Faculty concerns about executive decisions also arose after a physician’s assistant program was outlined in the 2020 vision for the University.
“Programming of curricular initiatives is traditionally the province of faculty,” Witt said. “Now that is not to say that the administration does not have a relevant hand in all of this, but for an academic program to be handed down and inserted into a college with virtually no discussion with the members of the faculty of that college, just sort of handed down, is not right.”
The physician’s assistant program was slipped into the plans without faculty knowledge, and faculty first learned of it through a job advertisement.

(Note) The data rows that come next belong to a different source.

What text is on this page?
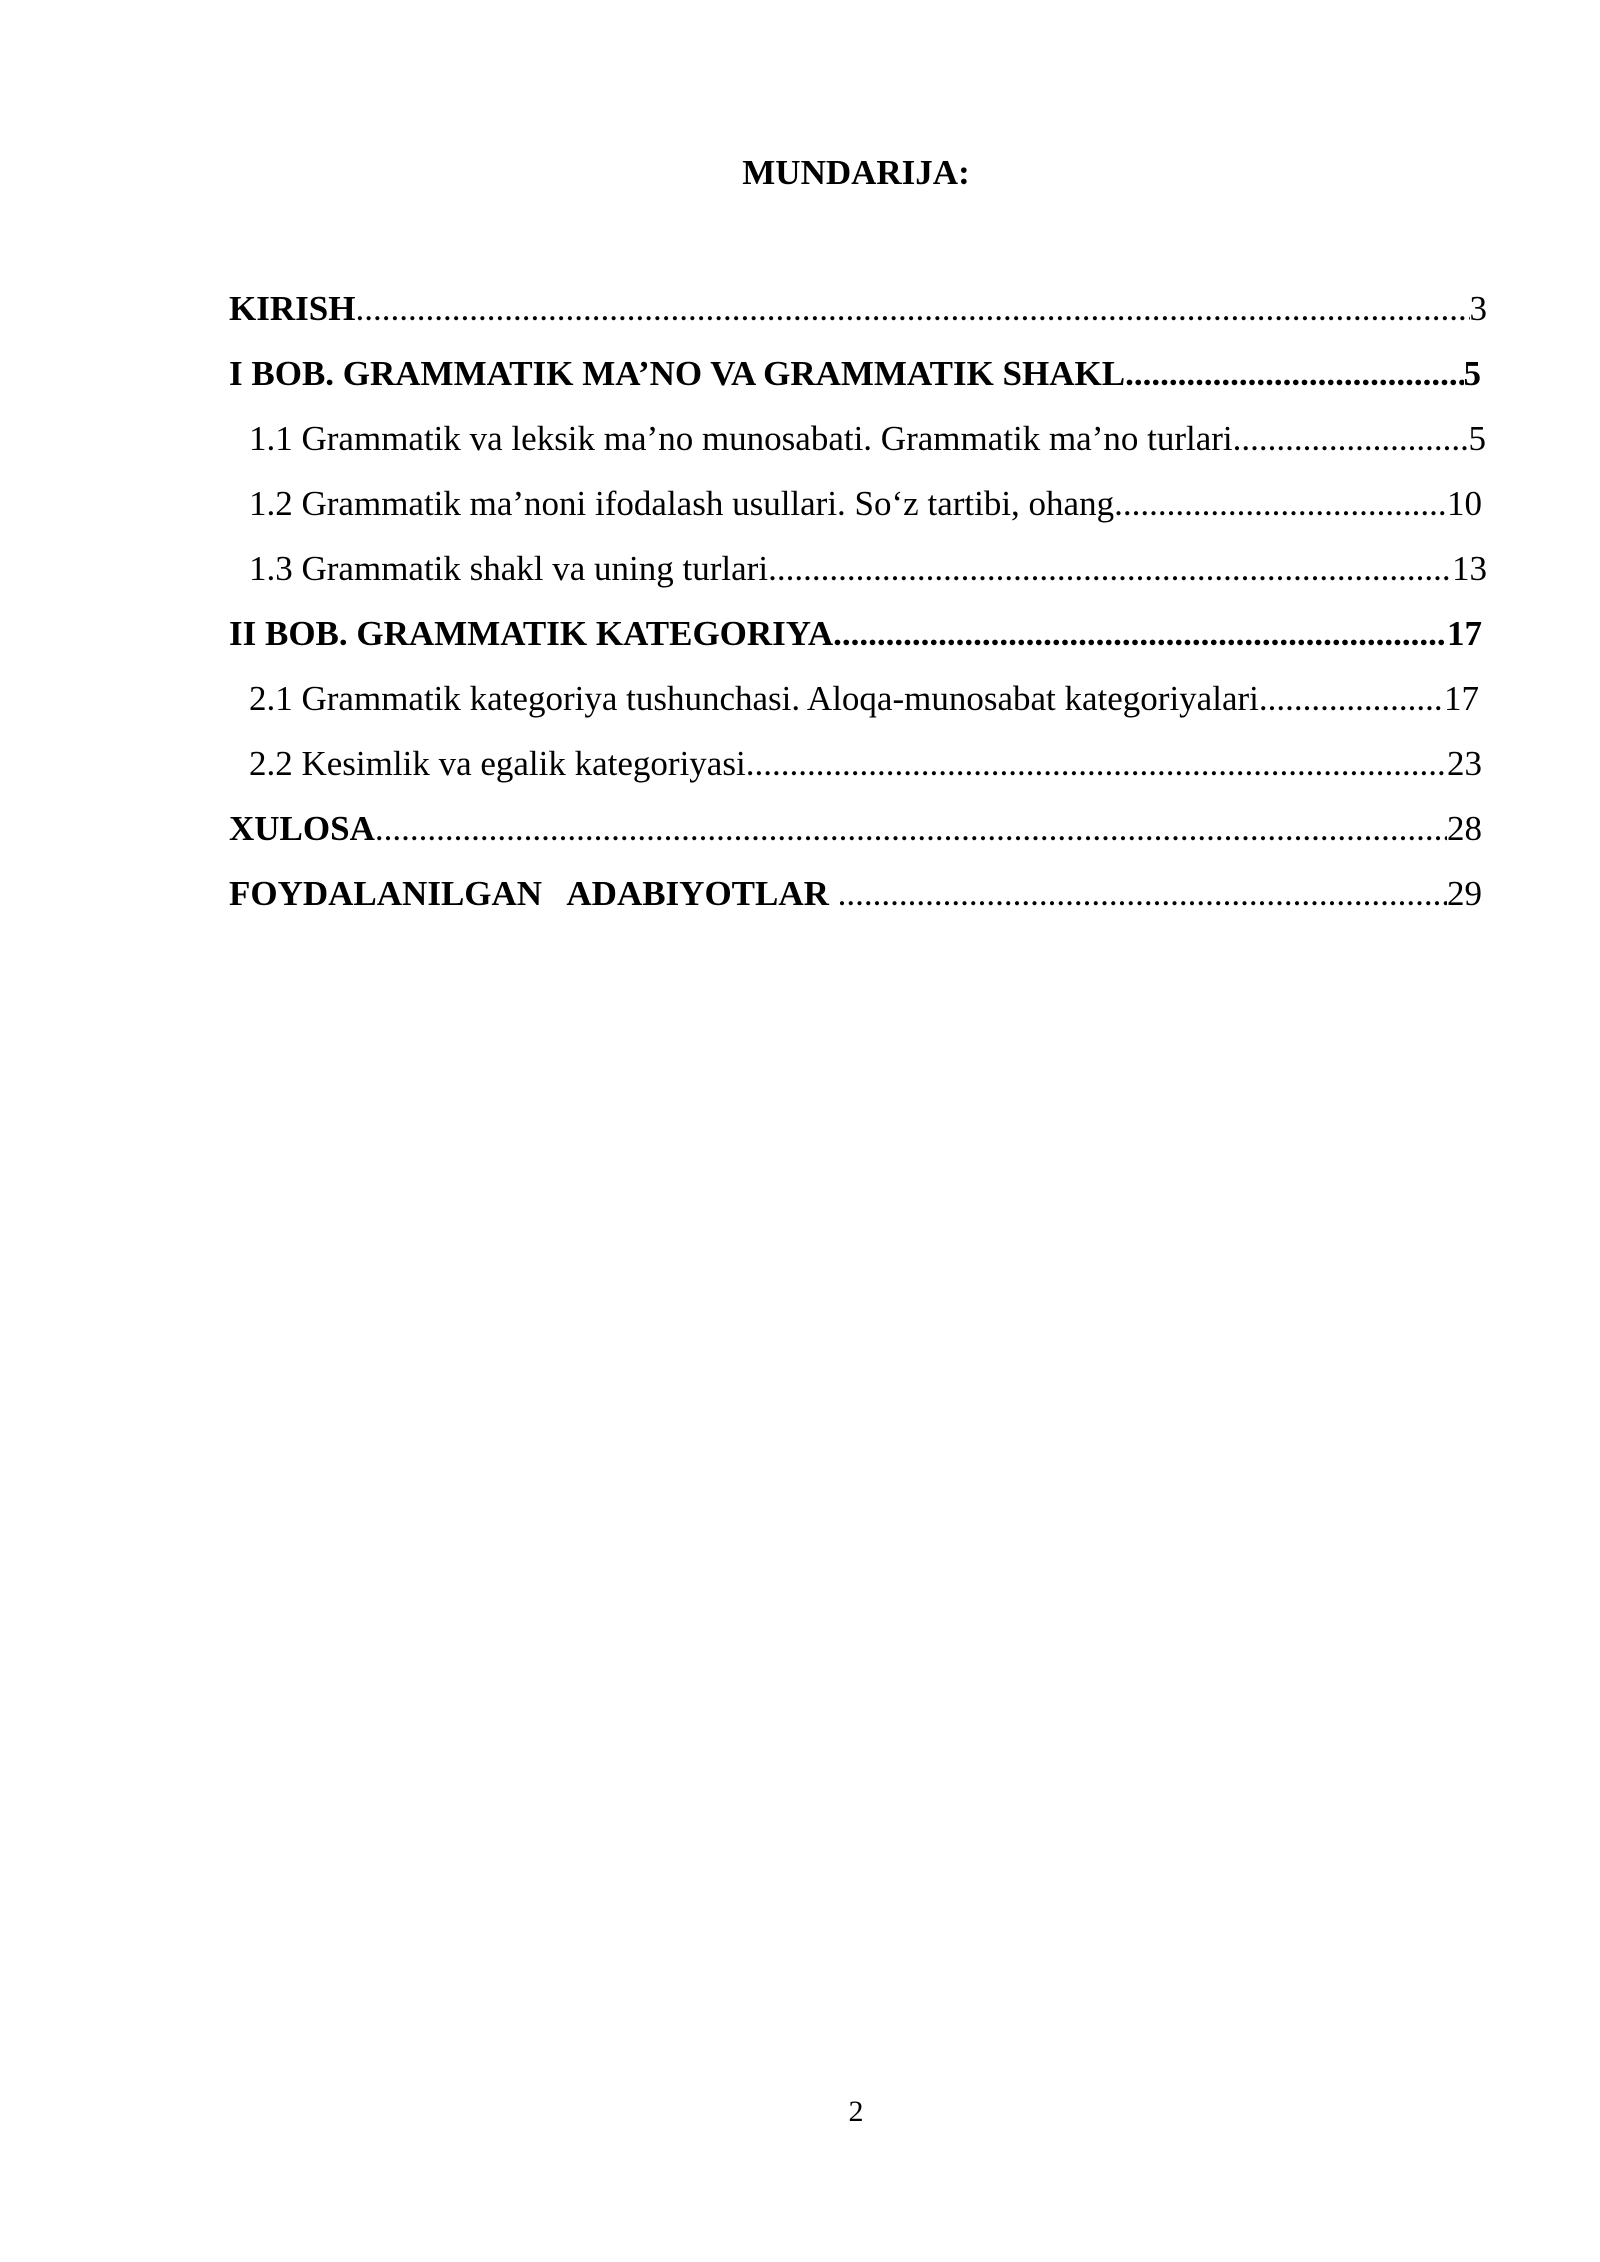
MUNDARIJA:
KIRISH .....	3
I BOB. GRAMMATIK MA’NO VA GRAMMATIK SHAKL .....	5
1.1 Grammatik va leksik ma’no munosabati. Grammatik ma’no turlari .....	5
1.2 Grammatik ma’noni ifodalash usullari. So‘z tartibi, ohang .....	10
1.3 Grammatik shakl va uning turlari .....	13
II BOB. GRAMMATIK KATEGORIYA .....	17
2.1 Grammatik kategoriya tushunchasi. Aloqa-munosabat kategoriyalari .....	17
2.2 Kesimlik va egalik kategoriyasi .....	23
XULOSA .....	28
FOYDALANILGAN   ADABIYOTLAR .....	29
2
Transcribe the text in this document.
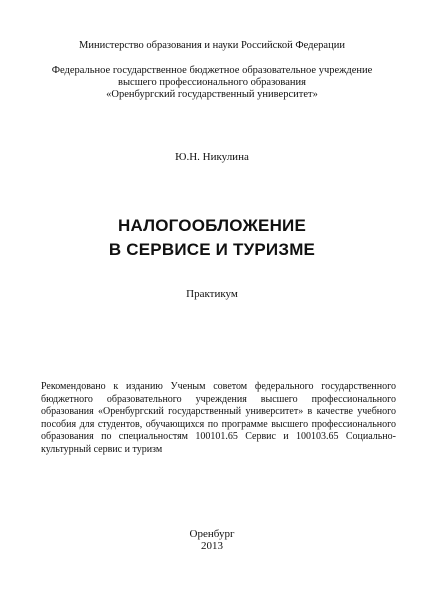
Министерство образования и науки Российской Федерации
Федеральное государственное бюджетное образовательное учреждение
высшего профессионального образования
«Оренбургский государственный университет»
Ю.Н. Никулина
НАЛОГООБЛОЖЕНИЕ
В СЕРВИСЕ И ТУРИЗМЕ
Практикум
Рекомендовано к изданию Ученым советом федерального государственного бюджетного образовательного учреждения высшего профессионального образования «Оренбургский государственный университет» в качестве учебного пособия для студентов, обучающихся по программе высшего профессионального образования по специальностям 100101.65 Сервис и 100103.65 Социально-культурный сервис и туризм
Оренбург
2013
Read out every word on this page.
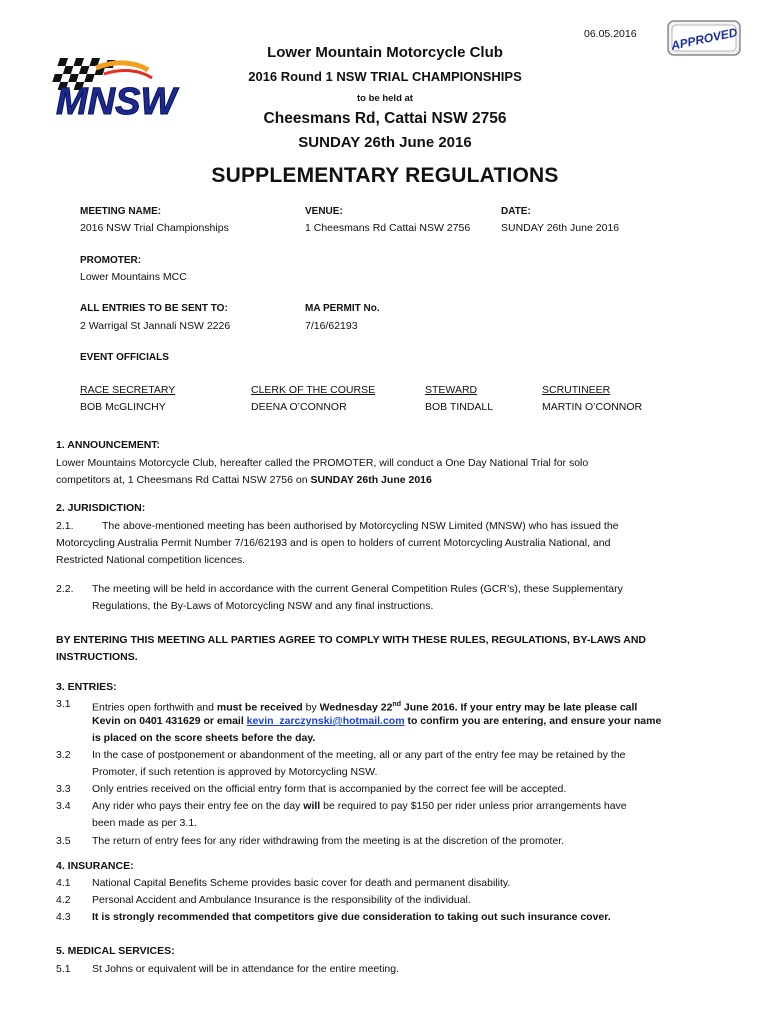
06.05.2016	APPROVED
MNSW
Lower Mountain Motorcycle Club
2016 Round 1 NSW TRIAL CHAMPIONSHIPS
to be held at
Cheesmans Rd, Cattai NSW 2756
SUNDAY 26th June 2016
SUPPLEMENTARY REGULATIONS
MEETING NAME:
2016 NSW Trial Championships
VENUE:
1 Cheesmans Rd Cattai NSW 2756
DATE:
SUNDAY 26th June 2016
PROMOTER:
Lower Mountains MCC
ALL ENTRIES TO BE SENT TO:
2 Warrigal St Jannali NSW 2226
MA PERMIT No.
7/16/62193
EVENT OFFICIALS
RACE SECRETARY
BOB McGLINCHY
CLERK OF THE COURSE
DEENA O’CONNOR
STEWARD
BOB TINDALL
SCRUTINEER
MARTIN O’CONNOR
1. ANNOUNCEMENT:
Lower Mountains Motorcycle Club, hereafter called the PROMOTER, will conduct a One Day National Trial for solo
competitors at, 1 Cheesmans Rd Cattai NSW 2756 on SUNDAY 26th June 2016
2. JURISDICTION:
2.1.	The above-mentioned meeting has been authorised by Motorcycling NSW Limited (MNSW) who has issued the
Motorcycling Australia Permit Number 7/16/62193 and is open to holders of current Motorcycling Australia National, and
Restricted National competition licences.
2.2. The meeting will be held in accordance with the current General Competition Rules (GCR’s), these Supplementary
Regulations, the By-Laws of Motorcycling NSW and any final instructions.
BY ENTERING THIS MEETING ALL PARTIES AGREE TO COMPLY WITH THESE RULES, REGULATIONS, BY-LAWS AND
INSTRUCTIONS.
3. ENTRIES:
3.1 Entries open forthwith and must be received by Wednesday 22nd June 2016. If your entry may be late please call
Kevin on 0401 431629 or email kevin_zarczynski@hotmail.com to confirm you are entering, and ensure your name
is placed on the score sheets before the day.
3.2 In the case of postponement or abandonment of the meeting, all or any part of the entry fee may be retained by the
Promoter, if such retention is approved by Motorcycling NSW.
3.3 Only entries received on the official entry form that is accompanied by the correct fee will be accepted.
3.4 Any rider who pays their entry fee on the day will be required to pay $150 per rider unless prior arrangements have
been made as per 3.1.
3.5 The return of entry fees for any rider withdrawing from the meeting is at the discretion of the promoter.
4. INSURANCE:
4.1 National Capital Benefits Scheme provides basic cover for death and permanent disability.
4.2 Personal Accident and Ambulance Insurance is the responsibility of the individual.
4.3 It is strongly recommended that competitors give due consideration to taking out such insurance cover.
5. MEDICAL SERVICES:
5.1 St Johns or equivalent will be in attendance for the entire meeting.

“To have an entirely new program without having any faculty buy in or knowledge is not transparent,” Gratz said. “How do faculty support a program if we don’t know it exists or will exist or should exist.”
Proper faculty governance would have administration consulting with faculty before planning new academic programs.
“As faculty understand, there are times when the executive of an institution has to have the latitude to make the decisions without consensus of a faculty, there are other times when that person is obliged, for the good of the institution and at the service to the students, to confer with the people who actually work with the students – and those are the faculty,” Witt said.